Il existe une grande conscience arabe de la nécessité de soutenir la question palestinienne. D’ailleurs, les pays arabes qui entretenaient des relations avec Israël, notammentla Jordanie et le Bahreïn, ont rappelé leurs ambassadeurs après cette agression. Les peuples arabes sont suffisamment conscients de cette question, comme en témoignent les manifestations, les campagnes de don de sang et le traitement de cette agression par les médias. En outre, il y a un alignement affirmé, comme l’indiquent les contacts diplomatiques officiels au plus haut niveau. Il est question, d’ailleurs, d’un sommet arabe à Riyad le 11 novembre prochain. Il sera consacré à la manière de mettre un terme à l’agression israélienne et à la solidarité avec le peuple palestinien, ainsi qu’à la manière d’envoyer de l’aide à travers l’Egypte et la Jordanie. Il faut savoir que l’Égypte reçoit de l’aide chaque jour et travaille 24 heures sur 24 pour la livrer au peuple palestinien dans les territoires occupés via l’aéroport civil du Sinaï, qui est le point le plus proche de passage terrestre de Rafah et le seul à relier l’Égypte à la bande de Ghaza.
Y a-t-il un risque de voir cette guerre dégénérer en conflit régional plus large ?
La possibilité de voir ce conflit s’étendre à d’autres zones est réelle, mais les pays arabes tiennent à ce que ce conflit ne touche toute la région. C’est le cas aussi des grandes puissances, à l’image des États-Unis qui ont envoyé en moins de 48 heures après le début de l’agression son plus grand porte-avions en Méditerranée orientale et dans la région du golfe Persique. Ce qui est considéré comme un message de soutien pour Israël et de dissuasion contre une éventuelle ingérence d’autres éléments dans le conflit afin de s’assurer qu’Israël, son allié, poursuive sa«riposte» à grande échelle contre le peuple palestinien et parler plus tard d’une trêve humanitaire plutôt que d’un cessez- le feu.
Selon certains observateurs, l’entité sioniste a actuellement trois objectifs : récupérer les otages, chasser le Hamas de Ghaza et anéantir toutes les tentatives de lutte dans la région. Peut-elle atteindre ses objectifs ?

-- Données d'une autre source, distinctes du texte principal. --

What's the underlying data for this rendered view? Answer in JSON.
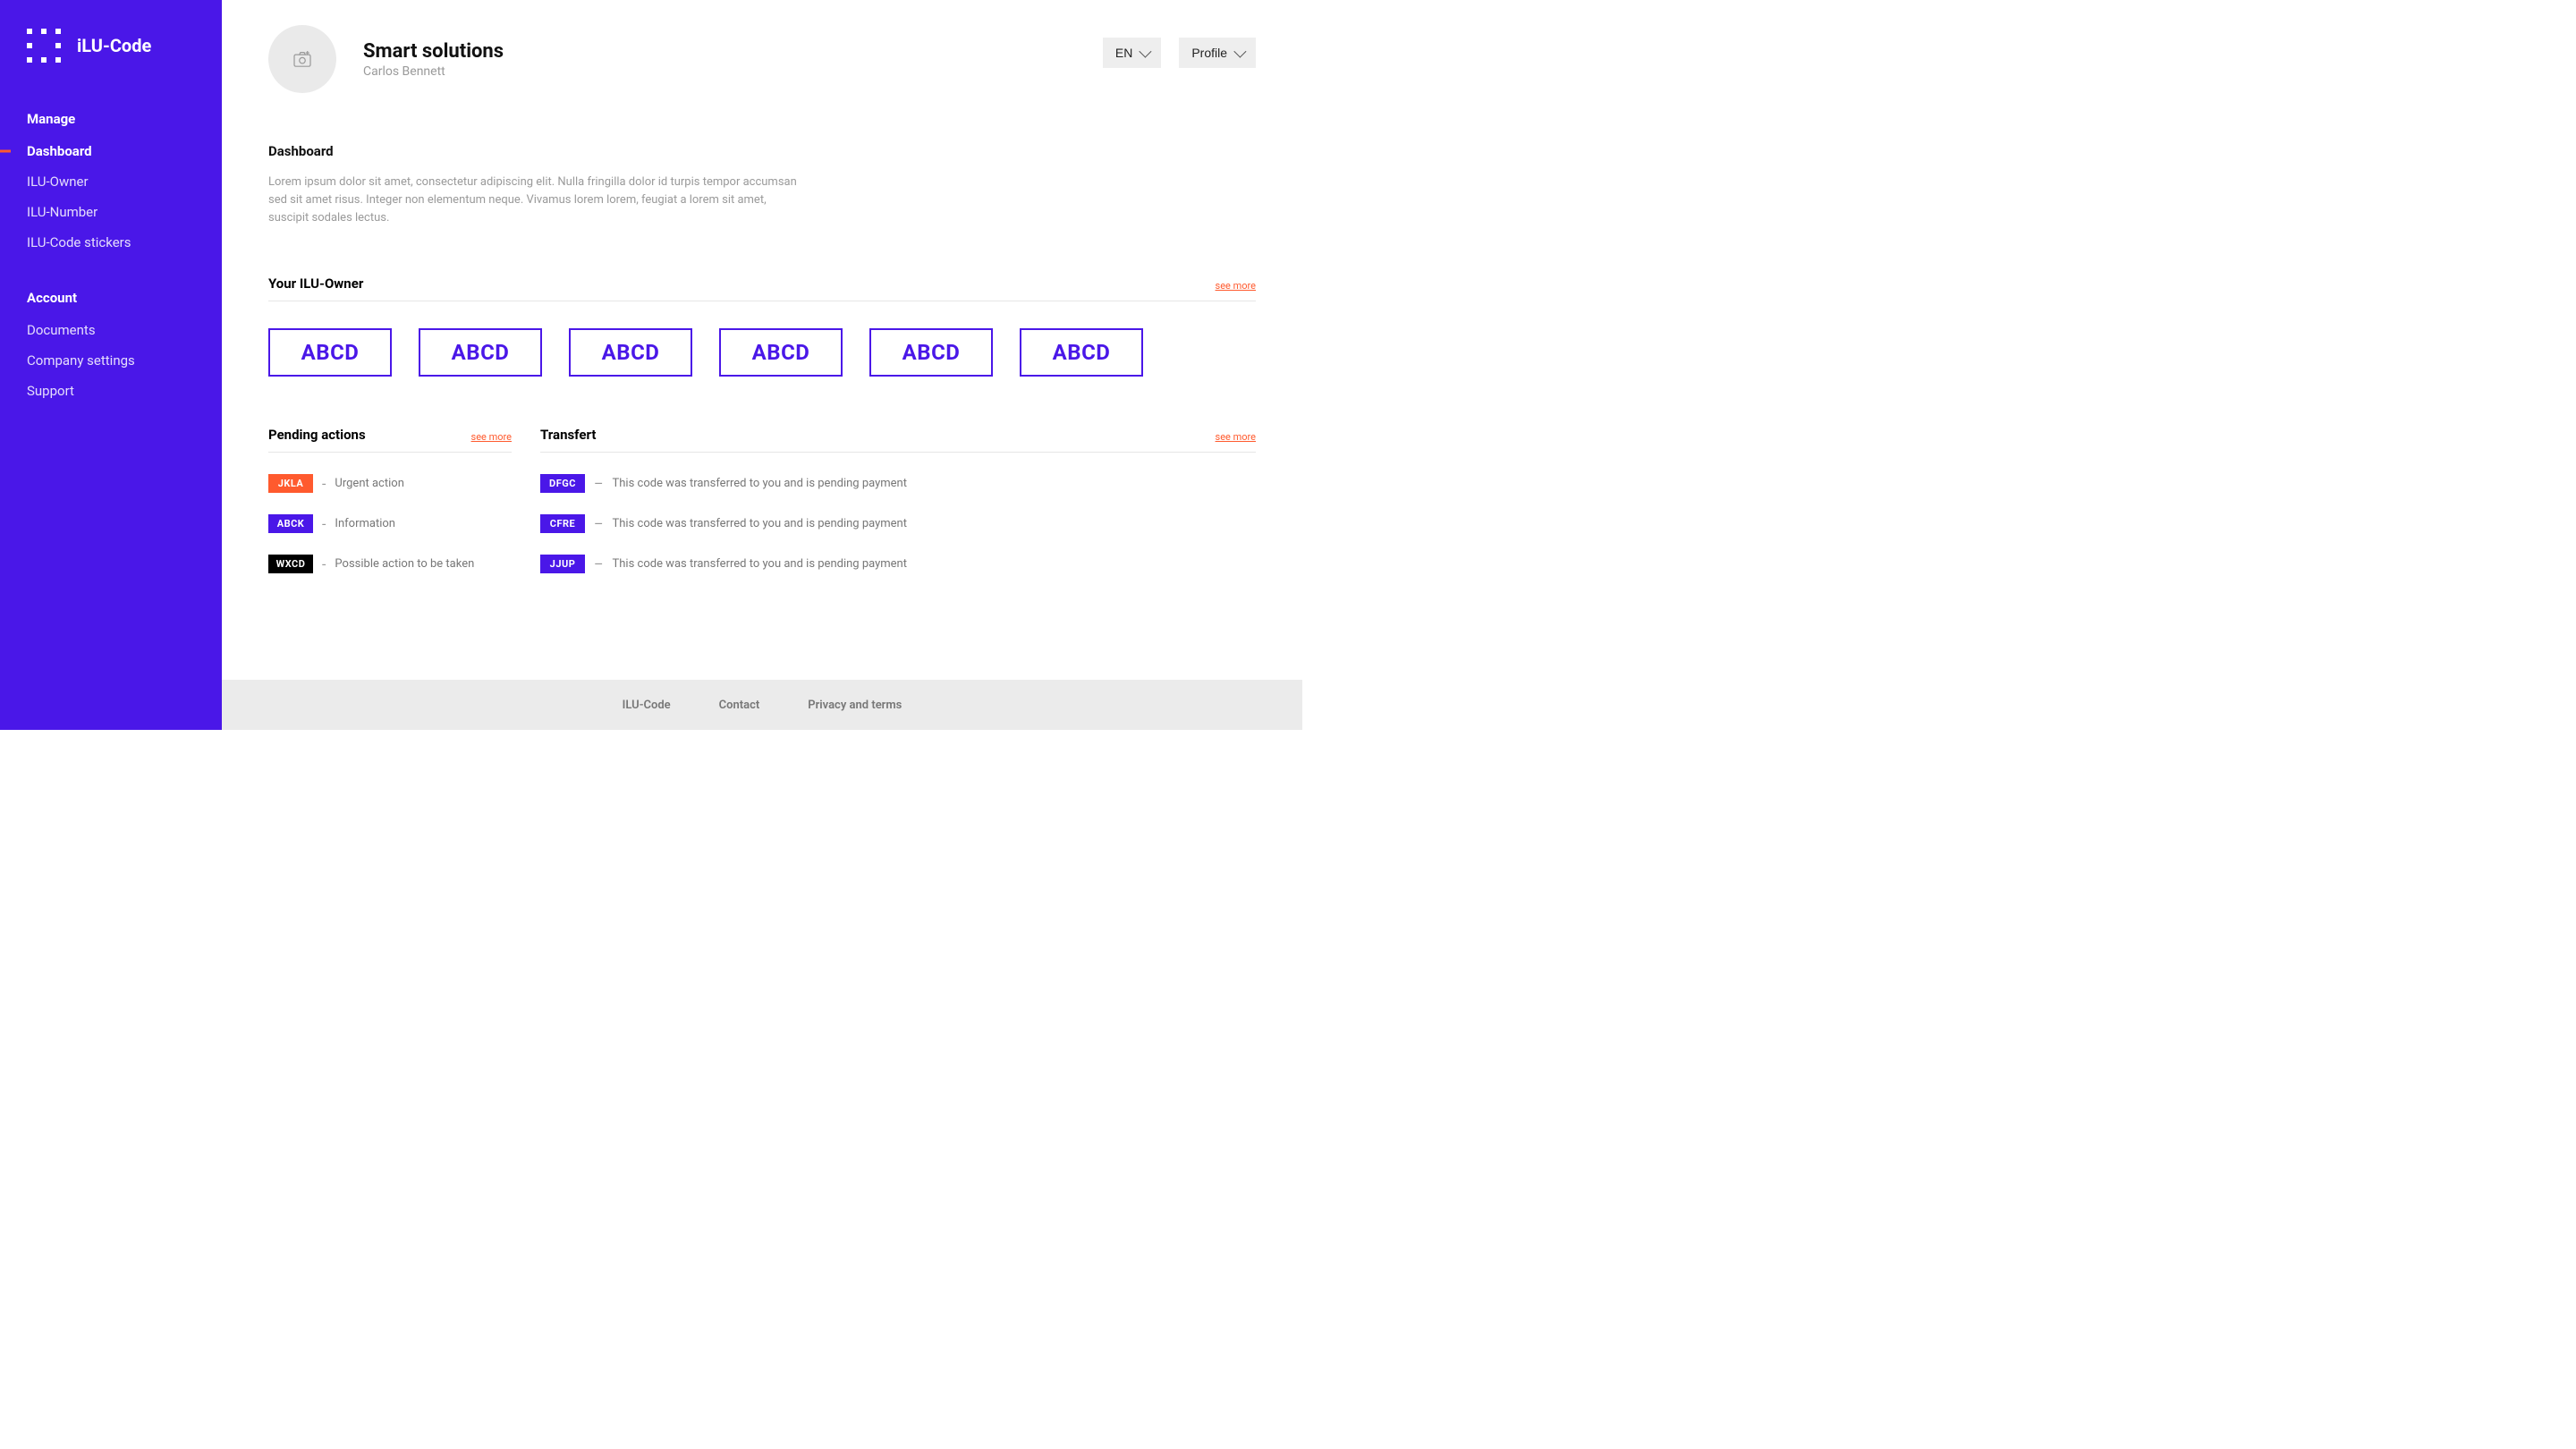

Ces objectifs ne sont pas réalisables, puisque les pays arabes et la résistance palestinienne ne veulent pas voir cette occupation perdurer plus longtemps. L’occupation israélienne est responsable de ce qui s’est passé le 7 octobre dernier dont le but est le recouvrementpar les Palestiniens de leurs droits. Israël parle d’actions terroristes, mais pour nous, le monde arabe, c’est une résistance. Il aurait peut-être fallu une plus étroite coordination entre le Hamas et le reste des factions palestiniennes, en particulier l’Organisation de libération de la Palestine qui, au sein de la communauté internationale, représente le peuple palestinien. Il n’en demeure pas moins que cette résistance bénéficie du plein soutien égyptien et arabe dans sa lutte contre l’occupant israélien. Ce que le peuple palestinien vit actuellement est dû à l’occupation. Il en est de même pour ce qui s’est passé le 7 octobre dernier qui n’est que le résultat naturel de plus de 72 ans d’occupation des territoires palestiniens par Israël.